At An Impasse

So i kno its been a really long time since my last blog but i just didnt really have much to blog about at the time, but recently i've been thinking a lot about my life and like the title says im at an impasse.


i can honestly say that in my entire life i have never lived without some kind of plan for the future no matter how abstract it may have been i've always had at least a general idea where i was headed. but now im in a place where i have no clue where i want to end up. its like every time over the past few years that i thought i had a plan it either fell through or imploded. i feel like im standing at fork in the road with more possible paths then i can count.

when i was in high school i knew that by now i would be interning at a PR firm and getting ready to graduate in a year or so. but as i sit here im no closer to that goal. if anything im even further from it than i was then.

when i decided to go to B.I.C i just knew that by now i would have graduated and been working at a restaurant or something in either Miami or New York but yet i still find myself sitting in my grandmother's house rotting my life away.
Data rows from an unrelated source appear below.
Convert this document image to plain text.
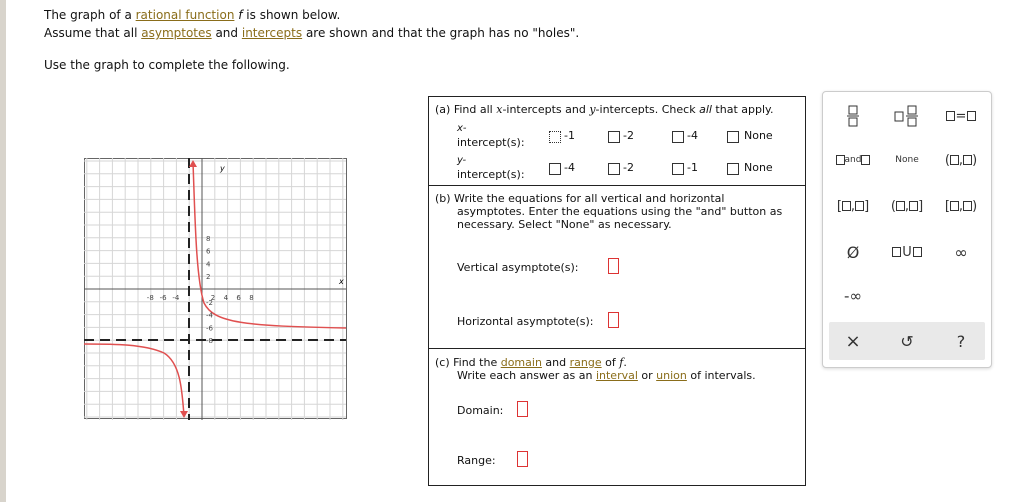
The graph of a rational function f is shown below.
Assume that all asymptotes and intercepts are shown and that the graph has no "holes".
Use the graph to complete the following.
x
y
-8 -6 -4	2 4 6 8
8
6
4
2
-2
-6
-8
-4
(a) Find all x-intercepts and y-intercepts. Check all that apply.
x-
intercept(s):
-1	-2	-4	None
y-
intercept(s):
-4	-2	-1	None
(b) Write the equations for all vertical and horizontal
asymptotes. Enter the equations using the "and" button as
necessary. Select "None" as necessary.
Vertical asymptote(s):
Horizontal asymptote(s):
(c) Find the domain and range of f.
Write each answer as an interval or union of intervals.
Domain:
Range:
=
and	None	( , )
[ , ] ( , ] [ , )
Ø	U	∞
-∞
×	↺	?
its come to the point where i just dont kno whats left for me my gut tells me that i need to go back to school the other day i requested applications from a few colleges. but deep down i dont even think that any of them will accept me and if they dont then thats just gonna be a couple hundred dollars in app. fees, transcripts, and test score reports that i wasted with no outcome.

then even if they do accept me im worried that i wont have enough credits to not be considered a freshman i kno it probably sounds dumb but after going through 2 years of school (even though they were for total opposite degrees) my pride just wont let me be a freshman again i can do, not to mention i cant add 4 more years worth of debt onto myself.
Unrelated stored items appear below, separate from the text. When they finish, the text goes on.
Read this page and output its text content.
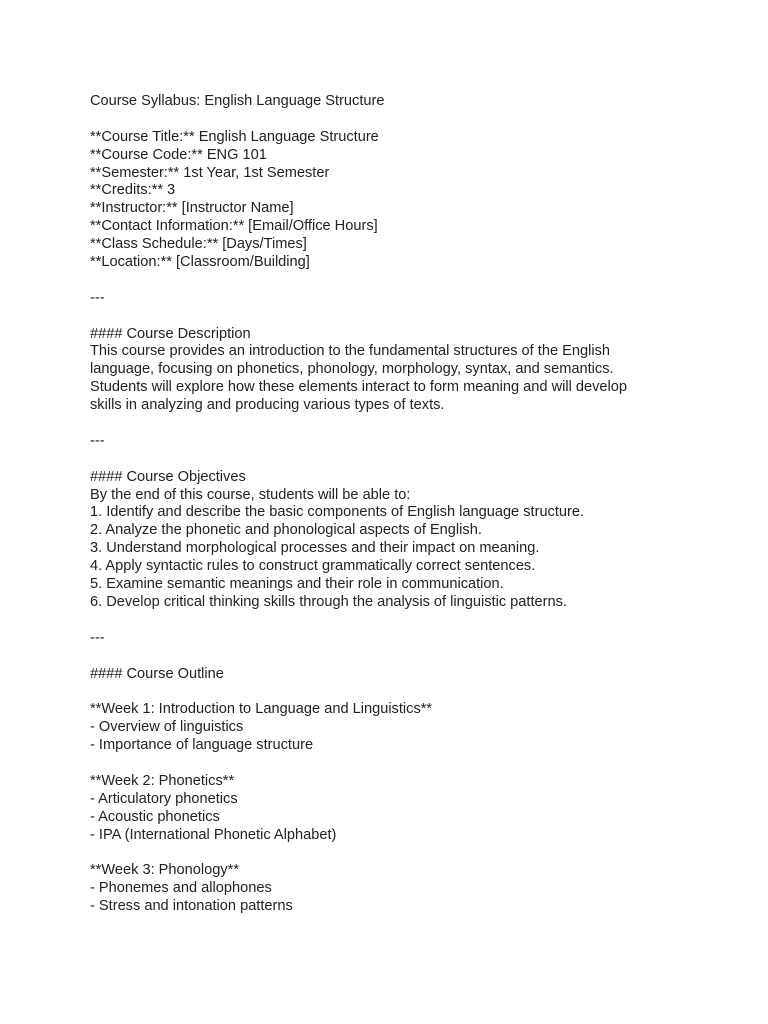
Course Syllabus: English Language Structure
**Course Title:** English Language Structure
**Course Code:** ENG 101
**Semester:** 1st Year, 1st Semester
**Credits:** 3
**Instructor:** [Instructor Name]
**Contact Information:** [Email/Office Hours]
**Class Schedule:** [Days/Times]
**Location:** [Classroom/Building]
---
#### Course Description
This course provides an introduction to the fundamental structures of the English
language, focusing on phonetics, phonology, morphology, syntax, and semantics.
Students will explore how these elements interact to form meaning and will develop
skills in analyzing and producing various types of texts.
---
#### Course Objectives
By the end of this course, students will be able to:
1. Identify and describe the basic components of English language structure.
2. Analyze the phonetic and phonological aspects of English.
3. Understand morphological processes and their impact on meaning.
4. Apply syntactic rules to construct grammatically correct sentences.
5. Examine semantic meanings and their role in communication.
6. Develop critical thinking skills through the analysis of linguistic patterns.
---
#### Course Outline
**Week 1: Introduction to Language and Linguistics**
- Overview of linguistics
- Importance of language structure
**Week 2: Phonetics**
- Articulatory phonetics
- Acoustic phonetics
- IPA (International Phonetic Alphabet)
**Week 3: Phonology**
- Phonemes and allophones
- Stress and intonation patterns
it just seems like every possible path i can take leads to either a dead end or another impasse. I have never been this confused in my life.
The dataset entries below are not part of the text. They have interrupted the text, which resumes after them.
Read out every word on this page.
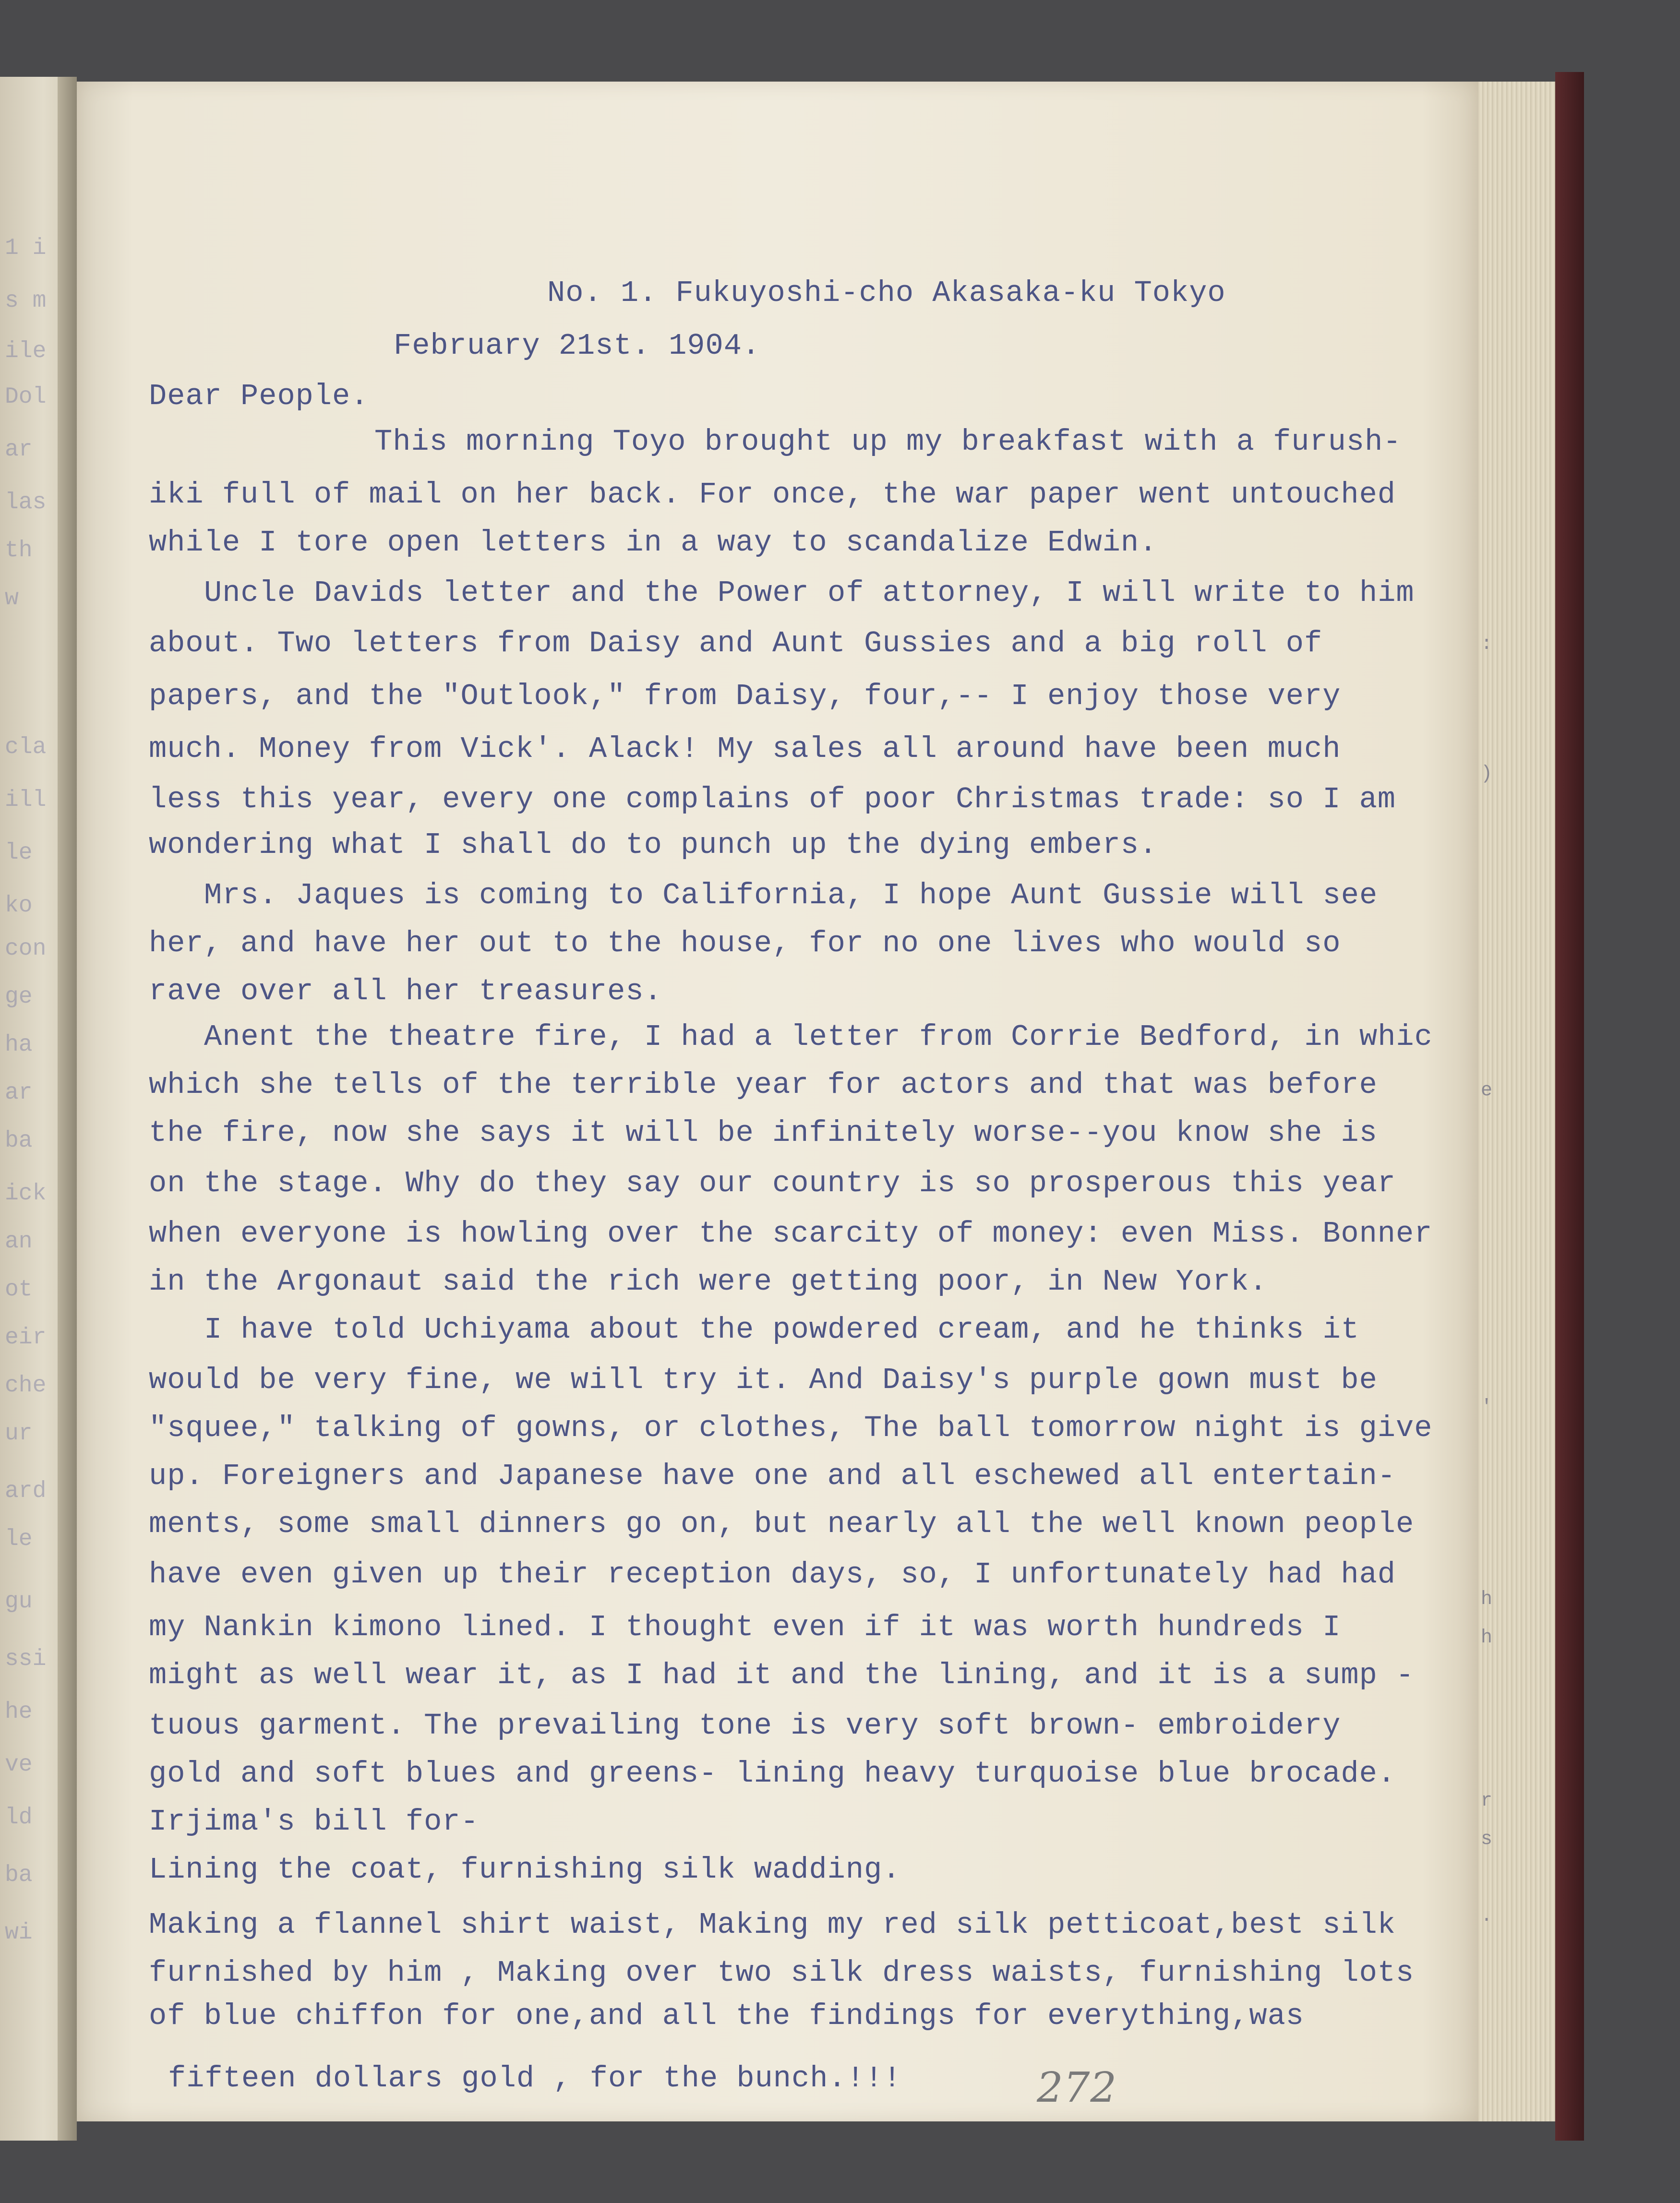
1 i
s m
ile
Dol
ar
las
th
w
cla
ill
le
ko
con
ge
ha
ar
ba
ick
an
ot
eir
che
ur
ard
le
gu
ssi
he
ve
ld
ba
wi
:
)
e
'
h
h
r
s
.
No. 1. Fukuyoshi-cho Akasaka-ku Tokyo
February 21st. 1904.
Dear People.
This morning Toyo brought up my breakfast with a furush-
iki full of mail on her back. For once, the war paper went untouched
while I tore open letters in a way to scandalize Edwin.
Uncle Davids letter and the Power of attorney, I will write to him
about. Two letters from Daisy and Aunt Gussies and a big roll of
papers, and the "Outlook," from Daisy, four,-- I enjoy those very
much. Money from Vick'. Alack! My sales all around have been much
less this year, every one complains of poor Christmas trade: so I am
wondering what I shall do to punch up the dying embers.
Mrs. Jaques is coming to California, I hope Aunt Gussie will see
her, and have her out to the house, for no one lives who would so
rave over all her treasures.
Anent the theatre fire, I had a letter from Corrie Bedford, in whic
which she tells of the terrible year for actors and that was before
the fire, now she says it will be infinitely worse--you know she is
on the stage. Why do they say our country is so prosperous this year
when everyone is howling over the scarcity of money: even Miss. Bonner
in the Argonaut said the rich were getting poor, in New York.
I have told Uchiyama about the powdered cream, and he thinks it
would be very fine, we will try it. And Daisy's purple gown must be
"squee," talking of gowns, or clothes, The ball tomorrow night is give
up. Foreigners and Japanese have one and all eschewed all entertain-
ments, some small dinners go on, but nearly all the well known people
have even given up their reception days, so, I unfortunately had had
my Nankin kimono lined. I thought even if it was worth hundreds I
might as well wear it, as I had it and the lining, and it is a sump -
tuous garment. The prevailing tone is very soft brown- embroidery
gold and soft blues and greens- lining heavy turquoise blue brocade.
Irjima's bill for-
Lining the coat, furnishing silk wadding.
Making a flannel shirt waist, Making my red silk petticoat,best silk
furnished by him , Making over two silk dress waists, furnishing lots
of blue chiffon for one,and all the findings for everything,was
fifteen dollars gold , for the bunch.!!!	272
Then i look at my family people who have always put so much stock into what i was gonna be when i grew up. they have always had these huge lofty expectations for me and i feel like im not living up to them. i feel like I'm letting them all down and that really hurts. i mean i cant even count the number of times in my life that i was told that i was gonna be the one that "made it". i heard it so much that i even bought into that bull shit myself. hell my grand mother named me Justin McCallister Dutton because she always said it would look nice on my briefcase. i just dont kno

i feel like maybe i just need to pick a path and jump but im worried if i do that would leave me worse off then i am now.